Global financial institution BBVA is using container technology to accelerate innovation, manage the growth of financial transactions on digital devices and deliver digital banking services to its global customers. Its new IaaS and PaaS-based platform enables its developers to focus on creating applications that can support the heavy demands of global digital bank services and provide customers with the service and information they want On-Demand.
We can also look at RBS, which used container technology and a mobile application platform to help its developer team deploy apps with the speed and consistency its new Open Experience centre required. Its vision was for a technology solution centre capable of facilitating an innovative way of thinking and growing ideas from the contextualisation stage to customer pilots. A container approach helped it to be able to quickly develop, host and scale applications in the cloud. The renewed framework promotes closer, more collaborative work between colleagues, businesses and customers. Automation was highly important for RBS – automating the provisioning, management and scaling of applications, so its developers can focus on writing the application code for their business, startup or next big idea. This also enables developers to start coding faster, using the languages and tools they are familiar with.
Barclays too is deploying container technology as part of its wider cloud strategy. Internally, the project transformed the way Barclays consumes middleware infrastructure, moving the company from offering technology to providing a service. As a result of the aPaaS and based on its internal testing, Barclays experienced a 70 percent reduction in time needed to release a new product and an 80 percent better utilisation of underlying infrastructure.

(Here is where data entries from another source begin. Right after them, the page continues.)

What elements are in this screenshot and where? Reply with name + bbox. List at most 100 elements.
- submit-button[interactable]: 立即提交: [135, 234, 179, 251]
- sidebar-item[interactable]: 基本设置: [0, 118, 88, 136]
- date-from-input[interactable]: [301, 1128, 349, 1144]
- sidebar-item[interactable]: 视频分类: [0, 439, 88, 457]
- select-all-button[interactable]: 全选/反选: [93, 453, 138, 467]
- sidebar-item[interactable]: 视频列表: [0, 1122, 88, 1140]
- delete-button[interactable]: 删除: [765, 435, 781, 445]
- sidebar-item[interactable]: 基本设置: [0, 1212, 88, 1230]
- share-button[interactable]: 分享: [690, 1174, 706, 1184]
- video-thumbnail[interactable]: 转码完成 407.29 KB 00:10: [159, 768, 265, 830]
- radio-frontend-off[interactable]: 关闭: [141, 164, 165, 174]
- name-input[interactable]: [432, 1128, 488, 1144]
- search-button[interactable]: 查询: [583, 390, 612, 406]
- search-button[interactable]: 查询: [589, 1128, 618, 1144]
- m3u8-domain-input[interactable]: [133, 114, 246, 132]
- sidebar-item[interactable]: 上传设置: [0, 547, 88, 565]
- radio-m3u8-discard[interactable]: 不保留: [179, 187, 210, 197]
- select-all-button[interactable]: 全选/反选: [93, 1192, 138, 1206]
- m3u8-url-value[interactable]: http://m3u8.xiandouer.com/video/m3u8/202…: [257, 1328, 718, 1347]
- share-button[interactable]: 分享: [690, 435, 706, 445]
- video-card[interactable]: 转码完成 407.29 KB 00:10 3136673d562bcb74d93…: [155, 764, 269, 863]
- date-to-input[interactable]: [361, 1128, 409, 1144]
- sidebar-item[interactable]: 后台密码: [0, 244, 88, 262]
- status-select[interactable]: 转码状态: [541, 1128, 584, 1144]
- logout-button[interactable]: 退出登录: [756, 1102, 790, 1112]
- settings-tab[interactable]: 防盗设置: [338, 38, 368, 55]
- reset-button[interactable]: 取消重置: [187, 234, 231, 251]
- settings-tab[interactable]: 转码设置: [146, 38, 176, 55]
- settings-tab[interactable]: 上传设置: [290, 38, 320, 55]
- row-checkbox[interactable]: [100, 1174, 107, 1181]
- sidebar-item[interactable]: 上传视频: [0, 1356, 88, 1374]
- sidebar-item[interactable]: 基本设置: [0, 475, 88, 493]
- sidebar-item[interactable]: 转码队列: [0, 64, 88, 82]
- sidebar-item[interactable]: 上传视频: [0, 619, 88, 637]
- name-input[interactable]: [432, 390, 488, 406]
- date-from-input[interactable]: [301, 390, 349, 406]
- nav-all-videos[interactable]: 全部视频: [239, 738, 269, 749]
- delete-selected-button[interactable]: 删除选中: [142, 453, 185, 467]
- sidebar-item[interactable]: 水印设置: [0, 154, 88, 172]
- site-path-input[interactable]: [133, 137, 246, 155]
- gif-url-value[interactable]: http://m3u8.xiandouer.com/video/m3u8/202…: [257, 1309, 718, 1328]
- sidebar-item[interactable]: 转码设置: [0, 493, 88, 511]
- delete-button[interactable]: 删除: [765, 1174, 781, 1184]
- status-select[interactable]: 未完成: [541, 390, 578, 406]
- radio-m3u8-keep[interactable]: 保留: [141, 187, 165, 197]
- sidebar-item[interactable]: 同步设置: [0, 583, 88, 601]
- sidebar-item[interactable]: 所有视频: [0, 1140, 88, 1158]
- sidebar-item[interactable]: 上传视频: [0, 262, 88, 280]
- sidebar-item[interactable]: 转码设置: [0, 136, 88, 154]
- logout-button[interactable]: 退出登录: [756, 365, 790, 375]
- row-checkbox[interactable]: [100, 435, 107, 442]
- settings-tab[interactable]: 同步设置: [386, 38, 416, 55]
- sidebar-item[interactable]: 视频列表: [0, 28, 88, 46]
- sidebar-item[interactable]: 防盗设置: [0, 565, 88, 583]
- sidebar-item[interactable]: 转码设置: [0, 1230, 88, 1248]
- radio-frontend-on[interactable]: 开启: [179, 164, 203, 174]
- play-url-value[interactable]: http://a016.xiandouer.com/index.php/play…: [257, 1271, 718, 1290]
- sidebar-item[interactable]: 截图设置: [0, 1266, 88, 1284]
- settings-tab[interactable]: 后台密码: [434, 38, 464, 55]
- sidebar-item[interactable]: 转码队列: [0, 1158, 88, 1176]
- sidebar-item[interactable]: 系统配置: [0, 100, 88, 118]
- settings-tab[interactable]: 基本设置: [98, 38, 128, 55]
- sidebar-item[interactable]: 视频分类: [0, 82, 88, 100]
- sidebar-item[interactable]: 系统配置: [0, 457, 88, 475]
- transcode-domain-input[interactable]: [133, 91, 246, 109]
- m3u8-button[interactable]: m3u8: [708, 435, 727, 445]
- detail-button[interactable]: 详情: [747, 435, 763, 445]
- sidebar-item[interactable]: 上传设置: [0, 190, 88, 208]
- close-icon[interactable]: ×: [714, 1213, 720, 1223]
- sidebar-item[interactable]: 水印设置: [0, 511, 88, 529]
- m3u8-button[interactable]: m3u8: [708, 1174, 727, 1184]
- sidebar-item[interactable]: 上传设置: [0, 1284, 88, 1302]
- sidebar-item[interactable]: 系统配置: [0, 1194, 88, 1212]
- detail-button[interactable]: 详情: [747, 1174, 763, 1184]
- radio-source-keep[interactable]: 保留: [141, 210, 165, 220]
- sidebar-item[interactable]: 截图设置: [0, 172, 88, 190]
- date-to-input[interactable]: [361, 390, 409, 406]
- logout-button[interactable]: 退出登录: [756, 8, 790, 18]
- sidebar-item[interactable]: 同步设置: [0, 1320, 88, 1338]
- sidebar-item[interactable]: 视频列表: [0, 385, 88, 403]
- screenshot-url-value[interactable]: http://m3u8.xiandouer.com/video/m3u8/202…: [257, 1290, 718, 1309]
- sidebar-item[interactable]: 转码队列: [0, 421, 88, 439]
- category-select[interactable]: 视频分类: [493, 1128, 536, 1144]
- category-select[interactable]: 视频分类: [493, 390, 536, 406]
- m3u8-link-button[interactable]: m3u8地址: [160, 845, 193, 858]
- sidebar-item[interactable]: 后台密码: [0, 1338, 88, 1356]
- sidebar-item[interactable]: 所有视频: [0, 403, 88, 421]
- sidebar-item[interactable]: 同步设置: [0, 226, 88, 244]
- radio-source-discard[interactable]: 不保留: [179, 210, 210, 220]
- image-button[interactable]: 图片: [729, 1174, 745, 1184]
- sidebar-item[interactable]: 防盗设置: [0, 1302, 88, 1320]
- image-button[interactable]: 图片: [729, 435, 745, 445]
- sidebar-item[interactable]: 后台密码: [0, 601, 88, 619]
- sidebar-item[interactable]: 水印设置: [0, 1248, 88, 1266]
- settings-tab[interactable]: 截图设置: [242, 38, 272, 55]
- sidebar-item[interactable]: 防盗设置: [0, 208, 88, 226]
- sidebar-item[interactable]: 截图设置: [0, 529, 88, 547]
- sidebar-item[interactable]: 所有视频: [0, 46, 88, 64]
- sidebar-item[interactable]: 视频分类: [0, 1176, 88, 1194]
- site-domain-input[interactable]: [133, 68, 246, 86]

Naturally, container security is an essential consideration for enterprise adoption. Software companies are now merging skills, technologies and expertise together with strategic partnerships to ensure secure and trusted models for containerised application delivery are in place so that financial institutions can focus their efforts on innovating quickly. Take Red Hat’s collaboration withBlack Duck for instance. Black Duck’s container scanning and open source security vulnerability-mapping software – Black Duck Hub – is now integrated with Red Hat OpenShiftPlatform to provide reports and data on potential vulnerabilities in container images, as well as dynamically monitor the inventory – providing live alerts on any weaknesses affecting the code.
Container technology can drive an effective DevOps strategy and culture of openness and innovation to help match the speed and consistency that business and customers demand. Financial institutions like, BBVA, RBS and Barclays are already reaping the rewards of containers, benefitting from simplified, automated infrastructure and cost savings, decreased risk, improved developer efficiency, and increased agility and time from idea to production. Now, with software providers also combining expertise to maximise container security, it’s great to see more banks lead the way in taking the leap to support their business transformation agendas and ensure their customers benefit from a better, quicker and more secure service.